Dr Mathilde Jauzac, a former UKZN Astronomy postdoctoral researcher from France; and current honorary lecturer at UKZN’s Astrophysics and Cosmology Research Unit, has been awarded the 2017 Department of Science and Technology-National Research Foundation’s Fellowship for Early Career Researchers from the United Kingdom. This prestigious fellowship was awarded on the basis of Dr Jauzac’s current research titled: Mapping Dark & Luminous Matter in and around Massive Clusters of Galaxies. The fellowship is awarded to post-doctoral researchers based in the United Kingdom who engage in high impact research and enables them to work at a South African research institution.
Dr Jauzac is using gravitational lensing in order to trace the total mass of galaxy clusters and then combines this with multi-wavelength observations in order to trace the “visible” matter (stars and gas). Subtracting this from the total mass of lensing, enables the amount and distribution of dark matter to be recovered. Comparing that with numerical simulations allows for the derivation of constraints on the physical nature of dark matter.
‘The DST-NRF Fellowship represents an amazing opportunity. I’m really happy to be able to come back to UKZN and South Africa more generally, for a few months to work with the people here. It’s a really dynamic environment,’ Jauzac said.
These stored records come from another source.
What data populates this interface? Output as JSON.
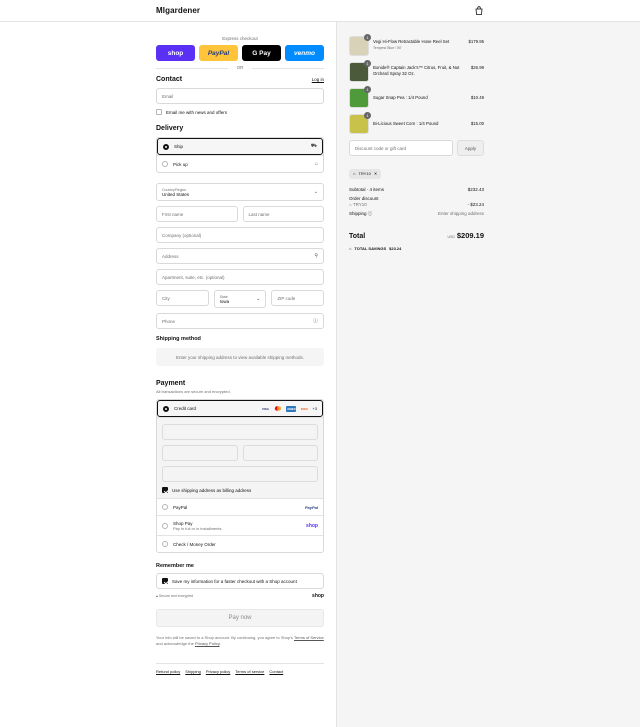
{
  "header": {
    "logo": "MIgardener"
  },
  "express": {
    "label": "Express checkout",
    "buttons": [
      {
        "label": "shop",
        "bg": "#5a31f4",
        "fg": "#ffffff"
      },
      {
        "label": "PayPal",
        "bg": "#ffc439",
        "fg": "#253b80"
      },
      {
        "label": "G Pay",
        "bg": "#000000",
        "fg": "#ffffff"
      },
      {
        "label": "venmo",
        "bg": "#008cff",
        "fg": "#ffffff"
      }
    ],
    "or": "OR"
  },
  "contact": {
    "title": "Contact",
    "login": "Log in",
    "email_placeholder": "Email",
    "newsletter": "Email me with news and offers"
  },
  "delivery": {
    "title": "Delivery",
    "ship": "Ship",
    "pickup": "Pick up",
    "country_label": "Country/Region",
    "country_value": "United States",
    "first_name": "First name",
    "last_name": "Last name",
    "company": "Company (optional)",
    "address": "Address",
    "apartment": "Apartment, suite, etc. (optional)",
    "city": "City",
    "state_label": "State",
    "state_value": "Iowa",
    "zip": "ZIP code",
    "phone": "Phone"
  },
  "shipping_method": {
    "title": "Shipping method",
    "message": "Enter your shipping address to view available shipping methods."
  },
  "payment": {
    "title": "Payment",
    "subtitle": "All transactions are secure and encrypted.",
    "credit_card": "Credit card",
    "cards": [
      {
        "label": "VISA",
        "bg": "#ffffff",
        "fg": "#1a1f71"
      },
      {
        "label": "MC",
        "bg": "#ffffff",
        "fg": "#eb001b"
      },
      {
        "label": "AMEX",
        "bg": "#2e77bb",
        "fg": "#ffffff"
      },
      {
        "label": "DISC",
        "bg": "#ffffff",
        "fg": "#e55c20"
      }
    ],
    "more_cards": "+3",
    "billing_same": "Use shipping address as billing address",
    "paypal": "PayPal",
    "paypal_logo": "PayPal",
    "shop_pay": "Shop Pay",
    "shop_pay_sub": "Pay in full or in installments",
    "shop_pay_logo": "shop",
    "check": "Check / Money Order"
  },
  "remember": {
    "title": "Remember me",
    "save": "Save my information for a faster checkout with a Shop account",
    "secure": "Secure and encrypted",
    "shop_logo": "shop"
  },
  "pay_now": "Pay now",
  "legal": {
    "text": "Your info will be saved to a Shop account. By continuing, you agree to Shop's",
    "terms": "Terms of Service",
    "and": "and acknowledge the",
    "privacy": "Privacy Policy",
    "end": "."
  },
  "footer": [
    "Refund policy",
    "Shipping",
    "Privacy policy",
    "Terms of service",
    "Contact"
  ],
  "cart": {
    "items": [
      {
        "name": "Vegi Hi-Flow Retractable Hose Reel Set",
        "variant": "Tempest Blue / 50'",
        "price": "$179.95",
        "qty": "1",
        "color": "#d8d3b8"
      },
      {
        "name": "Bonide® Captain Jack's™ Citrus, Fruit, & Nut Orchard Spray 32 Oz.",
        "variant": "",
        "price": "$26.99",
        "qty": "1",
        "color": "#4a5a3a"
      },
      {
        "name": "Sugar Snap Pea : 1/4 Pound",
        "variant": "",
        "price": "$10.49",
        "qty": "1",
        "color": "#4f9a3a"
      },
      {
        "name": "Bi-Licious Sweet Corn : 1/4 Pound",
        "variant": "",
        "price": "$15.00",
        "qty": "1",
        "color": "#c9c24a"
      }
    ],
    "discount_placeholder": "Discount code or gift card",
    "apply": "Apply",
    "code": "TRY10",
    "subtotal_label": "Subtotal · 4 items",
    "subtotal": "$232.43",
    "order_discount": "Order discount",
    "discount_code": "TRY10",
    "discount_amount": "- $23.24",
    "shipping_label": "Shipping",
    "shipping_value": "Enter shipping address",
    "total_label": "Total",
    "currency": "USD",
    "total": "$209.19",
    "savings_label": "TOTAL SAVINGS",
    "savings": "$23.24"
  }
}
Dr Jauzac is no stranger to the media. In 2013, she made international headlines when she used the Hubble Space Telescope to discover the three-dimensional structure of a cosmic filament associated with a different galaxy cluster. In 2014, her work was again covered by international media when she measured the mass of a merging galaxy cluster named MACSJ0416, to the highest precision yet.